ウォール街で口にする事がタブーとされている「D」ワードがあります。この言葉が広がってしまうと消費者心理に悪影響を与え、消費を控えたり、借金返済に動いたりという行動に繋がる可能性があります。これが経済全体に広がって経済活動が停滞するようになれば、ますます悪循環を生むという性質を持っています。そう、日本の皆さんにはお馴染みのデフレーションです。

特にここ数週間、アメリカでデフレの兆候とも取れる市場の動きが観測されます。まず3月の終わり頃から金や銅、アルミ、ニッケルなどの商品価格が急落を始め、先週時点で1年ぶりの安値を付けています。3月末に97ドル台だったNY原油価格も今月に入って急落、先週85ドル台を付けました。債券市場では3月に2%を超えていた10年物国債利回りが急低下、本稿執筆時点で1.69%となっています。

何故今、このようにあちこちの市場でデフレの前兆とも取れる動きが出てきているのでしょうか? 最も影響していると考えられるのはドル高です。金融危機以降、ドルの対主要通貨指数は下落を続けてきましたが、1年半位前から主に欧州危機の影響で、そして半年前からは主にアベノミクス円安の影響で、現在、約2年半ぶりの高値を付けています。ドルは中国をはじめ、多くのアジア諸国と動きが連動していますから、アメリカのみならず、それらアジア諸国にも通貨高によるデフレ圧力が強まっている事になります。
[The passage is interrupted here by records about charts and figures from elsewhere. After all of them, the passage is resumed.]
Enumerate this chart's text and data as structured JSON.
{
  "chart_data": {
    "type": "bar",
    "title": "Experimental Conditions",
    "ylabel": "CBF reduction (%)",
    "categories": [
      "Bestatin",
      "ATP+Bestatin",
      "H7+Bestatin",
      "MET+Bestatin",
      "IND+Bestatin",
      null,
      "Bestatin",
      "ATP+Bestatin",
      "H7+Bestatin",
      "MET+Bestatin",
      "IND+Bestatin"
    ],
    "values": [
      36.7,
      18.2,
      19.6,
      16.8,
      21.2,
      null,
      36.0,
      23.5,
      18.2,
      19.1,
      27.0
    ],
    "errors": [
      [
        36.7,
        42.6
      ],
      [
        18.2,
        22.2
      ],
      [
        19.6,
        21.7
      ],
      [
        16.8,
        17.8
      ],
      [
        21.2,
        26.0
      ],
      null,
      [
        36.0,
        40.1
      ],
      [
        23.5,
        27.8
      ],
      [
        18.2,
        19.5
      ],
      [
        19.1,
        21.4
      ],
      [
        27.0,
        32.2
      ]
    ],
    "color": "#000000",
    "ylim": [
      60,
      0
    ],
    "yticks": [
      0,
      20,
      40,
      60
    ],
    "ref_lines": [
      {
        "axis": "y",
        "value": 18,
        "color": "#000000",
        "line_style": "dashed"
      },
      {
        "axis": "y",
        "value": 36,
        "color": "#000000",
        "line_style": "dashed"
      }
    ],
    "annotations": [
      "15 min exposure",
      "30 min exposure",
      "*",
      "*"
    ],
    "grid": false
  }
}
例えば先々週財務省から発表された日本居住者による証券売買状況によると、外国株式、外国中長期債ともに、年初からほぼコンスタントにネット(売却額マイナス取得額)で大量売却が続いています。外国証券が円建てで上昇する中、日本の投資家は専ら売り手に回っているようです(長い間円高が続いたので無理も無いのかもしれません)。円安傾向は続いているので、そういった売りは外国通貨建て資産価格に対する下落圧力の形で表れます。商品市場は証券市場に比べて市場規模が小さいので、そのような売り圧力を吸収できずに価格下落の形で表れていると考えられます。

私はアメリカ経済は持続的な回復軌道に乗っていると考えていますし、株式相場に対しても強気で良いと思っています。ただ、そのような見方の中、リスクがあるとすれば何かと聞かれれば、デフレを挙げます。

アメリカが量的緩和という、いわば実験とも言うべき非伝統的金融政策を採用し始めて4年半が経ちますが、いくつか分かってきている事実があります。第一に、影響が出るのは外国為替市場が最も早い事、第二に、量的緩和が銀行の貸出し増につながるようになるにはかなりの時間がかかる事、第三に、当初想定されたよりもかなり大きな金額が必要になる事等です。

このような中、今回もしデフレが訪れるとどうなるでしょうか? 日本も積極的な量的緩和を開始したので、アメリカの量的緩和が外国為替市場に与える影響は相殺されます。銀行貸出し増に与える効果は時間がかかります。最近のFRB関係者の発言は「QE3をいつ終えるか」に集中しており、QE3増額などかなり可能性の低い話でしょう。QE3の効果が出なくなった時に財政で支えられるかというと、ご覧の通り、議会のねじれた今の状態ではとても無理です。なので、本当にデフレが訪れるとなれば、アメリカは今、それを防ぐ有効な手段を持ち合わせておらず、市場にそれを見透かされた時は、スパイラル的にデフレ圧力がかかるリスクがあるのです。現時点で可能性は低いと思いますが、念のため、頭の片隅に置いておく必要はあるでしょう。

世界的に財政状況の悪い状況が続く限り、各国は長期的には借金を通貨に置き換える事によって、即ちいずれインフレを起こす事によって解決を図っていくものであり、それは歴史が物語っている所です。これまで例外であった日本も、ようやく他国同様、借金を通貨に置き換えはじめたのであり、いわば世界が協調してデフレを退治し始めたという点では望ましい動きとも言えます。その意味では最近アメリカで見られるデフレの兆候は、日本がこのような世界の動きに歩調を合わせ始めた事に伴う一時的な調整によるもの、と考える事ができます。

もっとも元はと言えばこのデフレ、長年続いた円高によって世界各国から日本に輸出され続けてきたものなのです。日本では最近、輸出が伸び悩み、貿易収支の赤字が定着化してきている事に対して懸念する声が出ています。しかし一方で、ポジティブな面を忘れてはなりません。それはこれまで日本が、どんなに優れた日本製品よりも輸出したかった「D」の輸出が着実に伸び始めているという事実です。